Harvard Gains 11.3% on Endowment to Trail Returns at Yale

Harvard University, which last week introduced the largest capital campaign in the history of higher education, gained 11.3 percent on investments in the year through June, trailing Yale University’s 12.5 percent return.

Harvard, the world’s wealthiest school, said its endowment grew to $32.7 billion, beating benchmarks and generating an additional $600 million largely from U.S. and foreign public equities and hedge funds. The university, based in Cambridge, Massachusetts, said it gained on average 9.4 percent annually over 10 years even after a record 27 percent loss in 2009.

“I am very proud of the internal and external managers we have in place and the results they have achieved,” Jane Mendillo, chief executive officer of Harvard Management Co., the university entity that oversees investments, said in a report released yesterday. “We have made a strong recovery since the global economic downturn of 2008-2009.”

Harvard is still seeking to recoup all of the losses it suffered from the global credit crisis after the endowment peaked in value at $36.9 billion in 2008. It has also trailed returns posted by Ivy League rivals such as Yale in New Haven, Connecticut, and the University of Pennsylvania in Philadelphia.

Yale’s Gains

Yale said yesterday its endowment rose to $20.8 billion in fiscal 2013, while Penn reported last week a 14.4 percent return and the Massachusetts Institute of Technology said investments were up 11.1 percent.

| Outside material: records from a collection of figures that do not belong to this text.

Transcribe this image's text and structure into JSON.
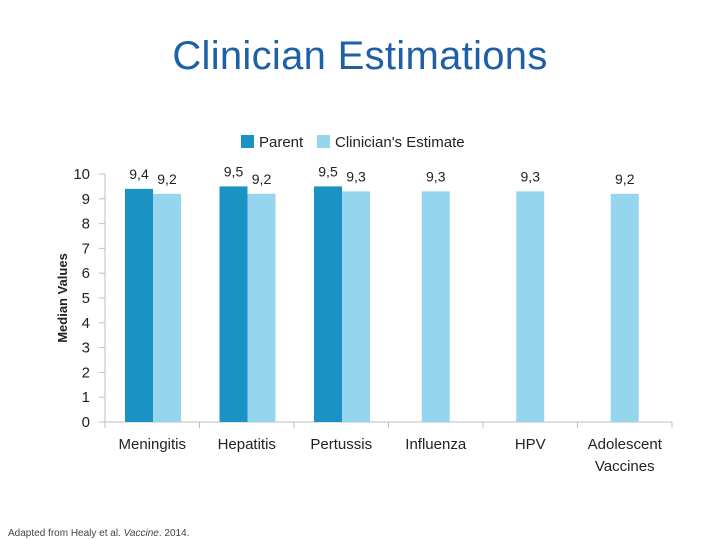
{
  "slide": {
    "title": "Clinician Estimations"
  },
  "footer": {
    "prefix": "Adapted from Healy et al. ",
    "journal": "Vaccine",
    "suffix": ". 2014."
  },
  "colors": {
    "parent": "#1a93c4",
    "clinician": "#96d5ee",
    "title": "#1f5fa8",
    "axis": "#bfbfbf"
  },
  "chart_data": {
    "type": "bar",
    "title": "Clinician Estimations",
    "xlabel": "",
    "ylabel": "Median Values",
    "ylim": [
      0,
      10
    ],
    "yticks": [
      "0",
      "1",
      "2",
      "3",
      "4",
      "5",
      "6",
      "7",
      "8",
      "9",
      "10"
    ],
    "legend_position": "top",
    "categories": [
      [
        "Meningitis"
      ],
      [
        "Hepatitis"
      ],
      [
        "Pertussis"
      ],
      [
        "Influenza"
      ],
      [
        "HPV"
      ],
      [
        "Adolescent",
        "Vaccines"
      ]
    ],
    "series": [
      {
        "name": "Parent",
        "values": [
          9.4,
          9.5,
          9.5,
          null,
          null,
          null
        ],
        "labels": [
          "9,4",
          "9,5",
          "9,5",
          "",
          "",
          ""
        ]
      },
      {
        "name": "Clinician's Estimate",
        "values": [
          9.2,
          9.2,
          9.3,
          9.3,
          9.3,
          9.2
        ],
        "labels": [
          "9,2",
          "9,2",
          "9,3",
          "9,3",
          "9,3",
          "9,2"
        ]
      }
    ]
  }
}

Foundations and endowments as a group had a one-year median return of 11.28 percent for the 12 months ended June 30, Wilshire Associates said in an Aug. 6 report.

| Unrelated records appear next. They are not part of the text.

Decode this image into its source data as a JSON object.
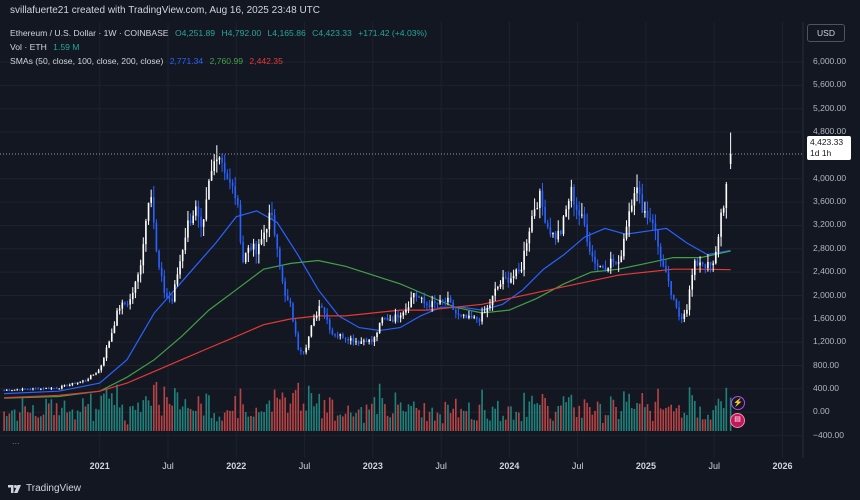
{
  "header": {
    "credit": "svillafuerte21 created with TradingView.com, Aug 16, 2025 23:48 UTC"
  },
  "legend": {
    "symbol": "Ethereum / U.S. Dollar · 1W · COINBASE",
    "open": "O4,251.89",
    "high": "H4,792.00",
    "low": "L4,165.86",
    "close": "C4,423.33",
    "change": "+171.42 (+4.03%)",
    "vol_label": "Vol · ETH",
    "vol_value": "1.59 M",
    "sma_label": "SMAs (50, close, 100, close, 200, close)",
    "sma50": "2,771.34",
    "sma100": "2,760.99",
    "sma200": "2,442.35"
  },
  "currency": "USD",
  "price_tag": {
    "price": "4,423.33",
    "countdown": "1d 1h"
  },
  "footer": {
    "brand": "TradingView",
    "more": "..."
  },
  "colors": {
    "bg": "#131722",
    "up": "#ffffff",
    "down": "#2962ff",
    "sma50": "#2962ff",
    "sma100": "#43a047",
    "sma200": "#e53935",
    "vol_up": "#26a69a",
    "vol_down": "#ef5350"
  },
  "icons": [
    "tradingview-logo-icon",
    "lightning-event-icon",
    "us-flag-event-icon"
  ],
  "chart_data": {
    "type": "candlestick",
    "title": "Ethereum / U.S. Dollar · 1W · COINBASE",
    "ylim": [
      -550,
      6400
    ],
    "y_ticks": [
      6000,
      5600,
      5200,
      4800,
      4000,
      3600,
      3200,
      2800,
      2400,
      2000,
      1600,
      1200,
      800,
      400,
      0,
      -400
    ],
    "y_tick_labels": [
      "6,000.00",
      "5,600.00",
      "5,200.00",
      "4,800.00",
      "4,000.00",
      "3,600.00",
      "3,200.00",
      "2,800.00",
      "2,400.00",
      "2,000.00",
      "1,600.00",
      "1,200.00",
      "800.00",
      "400.00",
      "0.00",
      "−400.00"
    ],
    "x_ticks": [
      2021,
      2021.5,
      2022,
      2022.5,
      2023,
      2023.5,
      2024,
      2024.5,
      2025,
      2025.5,
      2026
    ],
    "x_tick_labels": [
      "2021",
      "Jul",
      "2022",
      "Jul",
      "2023",
      "Jul",
      "2024",
      "Jul",
      "2025",
      "Jul",
      "2026"
    ],
    "x_tick_bold": [
      true,
      false,
      true,
      false,
      true,
      false,
      true,
      false,
      true,
      false,
      true
    ],
    "xlim": [
      2020.27,
      2026.15
    ],
    "close_anchors": [
      [
        2020.3,
        380
      ],
      [
        2020.5,
        400
      ],
      [
        2020.7,
        420
      ],
      [
        2020.9,
        550
      ],
      [
        2021.0,
        730
      ],
      [
        2021.08,
        1300
      ],
      [
        2021.14,
        1800
      ],
      [
        2021.22,
        1900
      ],
      [
        2021.29,
        2400
      ],
      [
        2021.35,
        3500
      ],
      [
        2021.37,
        4000
      ],
      [
        2021.42,
        2600
      ],
      [
        2021.48,
        2000
      ],
      [
        2021.53,
        1900
      ],
      [
        2021.58,
        2500
      ],
      [
        2021.64,
        3200
      ],
      [
        2021.7,
        3500
      ],
      [
        2021.75,
        3000
      ],
      [
        2021.8,
        3900
      ],
      [
        2021.86,
        4500
      ],
      [
        2021.9,
        4300
      ],
      [
        2021.95,
        3900
      ],
      [
        2022.0,
        3700
      ],
      [
        2022.05,
        2600
      ],
      [
        2022.1,
        2900
      ],
      [
        2022.15,
        2700
      ],
      [
        2022.22,
        3200
      ],
      [
        2022.25,
        3400
      ],
      [
        2022.3,
        2900
      ],
      [
        2022.35,
        2000
      ],
      [
        2022.4,
        1800
      ],
      [
        2022.45,
        1100
      ],
      [
        2022.5,
        1050
      ],
      [
        2022.55,
        1450
      ],
      [
        2022.62,
        1900
      ],
      [
        2022.7,
        1350
      ],
      [
        2022.78,
        1300
      ],
      [
        2022.85,
        1250
      ],
      [
        2022.9,
        1200
      ],
      [
        2022.95,
        1250
      ],
      [
        2023.0,
        1200
      ],
      [
        2023.07,
        1600
      ],
      [
        2023.15,
        1600
      ],
      [
        2023.25,
        1800
      ],
      [
        2023.3,
        2050
      ],
      [
        2023.38,
        1850
      ],
      [
        2023.45,
        1850
      ],
      [
        2023.55,
        1900
      ],
      [
        2023.62,
        1650
      ],
      [
        2023.7,
        1600
      ],
      [
        2023.78,
        1600
      ],
      [
        2023.85,
        1800
      ],
      [
        2023.9,
        2100
      ],
      [
        2023.95,
        2250
      ],
      [
        2024.0,
        2300
      ],
      [
        2024.08,
        2400
      ],
      [
        2024.13,
        3000
      ],
      [
        2024.18,
        3500
      ],
      [
        2024.22,
        3700
      ],
      [
        2024.28,
        3200
      ],
      [
        2024.33,
        3000
      ],
      [
        2024.38,
        3100
      ],
      [
        2024.45,
        3800
      ],
      [
        2024.5,
        3450
      ],
      [
        2024.55,
        3200
      ],
      [
        2024.6,
        2700
      ],
      [
        2024.65,
        2500
      ],
      [
        2024.7,
        2500
      ],
      [
        2024.75,
        2600
      ],
      [
        2024.8,
        2500
      ],
      [
        2024.87,
        3400
      ],
      [
        2024.92,
        3900
      ],
      [
        2024.96,
        3600
      ],
      [
        2025.0,
        3400
      ],
      [
        2025.05,
        3300
      ],
      [
        2025.1,
        2700
      ],
      [
        2025.15,
        2300
      ],
      [
        2025.2,
        1900
      ],
      [
        2025.25,
        1600
      ],
      [
        2025.3,
        1800
      ],
      [
        2025.35,
        2500
      ],
      [
        2025.4,
        2600
      ],
      [
        2025.45,
        2500
      ],
      [
        2025.5,
        2500
      ],
      [
        2025.55,
        3400
      ],
      [
        2025.58,
        3700
      ],
      [
        2025.62,
        4423.33
      ]
    ],
    "last_candle": {
      "open": 4251.89,
      "high": 4792.0,
      "low": 4165.86,
      "close": 4423.33
    },
    "series": [
      {
        "name": "SMA 50",
        "last": 2771.34,
        "points": [
          [
            2020.3,
            320
          ],
          [
            2020.7,
            360
          ],
          [
            2021.0,
            500
          ],
          [
            2021.2,
            900
          ],
          [
            2021.4,
            1700
          ],
          [
            2021.55,
            2100
          ],
          [
            2021.7,
            2500
          ],
          [
            2021.85,
            2900
          ],
          [
            2022.0,
            3350
          ],
          [
            2022.15,
            3450
          ],
          [
            2022.3,
            3250
          ],
          [
            2022.45,
            2700
          ],
          [
            2022.6,
            2100
          ],
          [
            2022.75,
            1650
          ],
          [
            2022.9,
            1450
          ],
          [
            2023.05,
            1400
          ],
          [
            2023.2,
            1450
          ],
          [
            2023.35,
            1650
          ],
          [
            2023.5,
            1800
          ],
          [
            2023.65,
            1800
          ],
          [
            2023.8,
            1750
          ],
          [
            2023.95,
            1850
          ],
          [
            2024.1,
            2100
          ],
          [
            2024.25,
            2450
          ],
          [
            2024.4,
            2700
          ],
          [
            2024.55,
            3000
          ],
          [
            2024.7,
            3150
          ],
          [
            2024.85,
            3050
          ],
          [
            2025.0,
            3100
          ],
          [
            2025.15,
            3150
          ],
          [
            2025.3,
            2900
          ],
          [
            2025.45,
            2700
          ],
          [
            2025.62,
            2771.34
          ]
        ]
      },
      {
        "name": "SMA 100",
        "last": 2760.99,
        "points": [
          [
            2020.3,
            240
          ],
          [
            2020.7,
            270
          ],
          [
            2021.0,
            360
          ],
          [
            2021.2,
            600
          ],
          [
            2021.4,
            900
          ],
          [
            2021.6,
            1300
          ],
          [
            2021.8,
            1750
          ],
          [
            2022.0,
            2100
          ],
          [
            2022.2,
            2450
          ],
          [
            2022.4,
            2550
          ],
          [
            2022.6,
            2600
          ],
          [
            2022.8,
            2500
          ],
          [
            2023.0,
            2350
          ],
          [
            2023.2,
            2200
          ],
          [
            2023.4,
            2000
          ],
          [
            2023.6,
            1800
          ],
          [
            2023.8,
            1700
          ],
          [
            2024.0,
            1750
          ],
          [
            2024.2,
            1950
          ],
          [
            2024.4,
            2200
          ],
          [
            2024.6,
            2400
          ],
          [
            2024.8,
            2450
          ],
          [
            2025.0,
            2550
          ],
          [
            2025.2,
            2650
          ],
          [
            2025.4,
            2650
          ],
          [
            2025.62,
            2760.99
          ]
        ]
      },
      {
        "name": "SMA 200",
        "last": 2442.35,
        "points": [
          [
            2020.3,
            250
          ],
          [
            2020.7,
            290
          ],
          [
            2021.0,
            360
          ],
          [
            2021.2,
            500
          ],
          [
            2021.4,
            700
          ],
          [
            2021.6,
            900
          ],
          [
            2021.8,
            1100
          ],
          [
            2022.0,
            1300
          ],
          [
            2022.2,
            1500
          ],
          [
            2022.4,
            1600
          ],
          [
            2022.6,
            1650
          ],
          [
            2022.8,
            1650
          ],
          [
            2023.0,
            1700
          ],
          [
            2023.2,
            1750
          ],
          [
            2023.4,
            1750
          ],
          [
            2023.6,
            1800
          ],
          [
            2023.8,
            1850
          ],
          [
            2024.0,
            1950
          ],
          [
            2024.2,
            2050
          ],
          [
            2024.4,
            2150
          ],
          [
            2024.6,
            2250
          ],
          [
            2024.8,
            2350
          ],
          [
            2025.0,
            2400
          ],
          [
            2025.2,
            2450
          ],
          [
            2025.4,
            2450
          ],
          [
            2025.62,
            2442.35
          ]
        ]
      }
    ]
  }
}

Bowdoin College in Brunswick, Maine, said last week it surpassed $1 billion in endowment assets for the first time after posting an investment return of 16 percent. Paula Volent, the school’s senior vice president for investments, previously worked at Yale, as did the heads of Penn’s and MIT’s endowments.

Harvard, Yale and other elite schools generated superior returns for years before the credit crisis by aggressively expanding investments in alternative assets such as private equity and hedge funds, which are less liquid than publicly traded stocks and bonds. Last year Harvard lost 0.05 percent, while the Wilshire index was up 0.38 percent.

“This was a year in which it paid to be in public equity and developed markets,” said Max Senter, a managing director at Cambridge Associates LLC, a Boston-based research and consulting firm. “It was a big up year for U.S. equity and for big European countries and Japan.”

Harvard’s Portfolio

Mendillo said in the report released yesterday that Harvard’s holdings of domestic equities gained 26.6 percent, while foreign equities were up 20.5 percent. The hedge fund portfolio was up 13.2 percent, compared with a benchmark of 6.8 percent. Private equity returned 11 percent and over the last decade failed to outperform publicly traded stocks, she said.

The university remains optimistic about emerging markets even with only a 2.3 percent return for the year, Mendillo said. Harvard also liquidated $600 million of timberland as it expanded holdings of so-called real assets.

Harvard announced on Sept. 21 a $6.5 billion capital campaign to raise additional funds for research, teaching, renovating dormitories and resuming construction stalled by losses from the credit crisis. The University of Southern California had set the previous record target with a $6 billion campaign that began in 2011.

Many elite schools are benefiting from a rebound in both public and private markets, as well as the fact that they have a bias against investing in bonds, said Jim Neill, a managing director at Santa Monica-based consultant Wilshire Associates. Domestic fixed-income markets fell 0.7 percent through June 30 while foreign bonds were down 3.4 percent, he said.

“They were buying private equity and hedge funds well before they were on the radar screen of the average investor,” said Neill. “It’s really a lot of those private strategies turning the corner.”